I can preview these new shapes in Spatialite (Map Preview, Check Geometries), but they're not showing up as 'geometry' tables, with the little world icon, and I can't view them in QGIS.

I've seen examples that say I need to use something like this:

SELECT AddGeometryColumn('test_geom', 'the_geom',
  4326, 'POINT', 'XY');

Can I convert the existing "geometry" column without adding a "geometry1" column?

Also, some of merged shapes are polygons and some are multipolygons due to minor errors in the original file coverage. I hope to edit the errors in the dissolve in QGIS, what new geometry type is best use for the table?

2
  • You have geometry column. What you do not have is a new row in the "geometry_columns" table.
    – user30184
    Dec 5, 2017 at 16:36
  • What command adds that?
    – user15741
    Dec 5, 2017 at 16:38

1 Answer 1

2

The command I needed was:

RecoverGeometryColumn

And it was originally failing because I had geometries of types polygon and multipolygon in the same table due to slivers and holes created by the union.

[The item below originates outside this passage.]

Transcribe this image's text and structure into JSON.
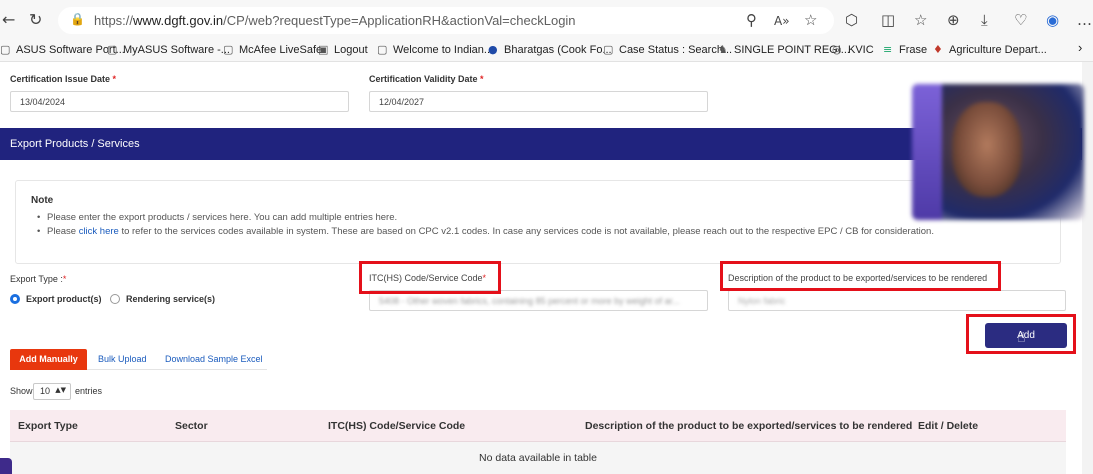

No error message appears when there are multiple types, just no geometry metadata is created. Switching to Geometry as type allowed Recover to work, but then QGIS wouldn't display both types of geometries, so the full fix was to remove all slivers, repeat the union, then successfully set the geometry column.

Through the GUI, right-clicking on the geometry column gives the option to check geometry, showing types and SRIDs data in the column. Also, right-clicking provides the option to Recover geometry column, which does the same thing as the SQL command.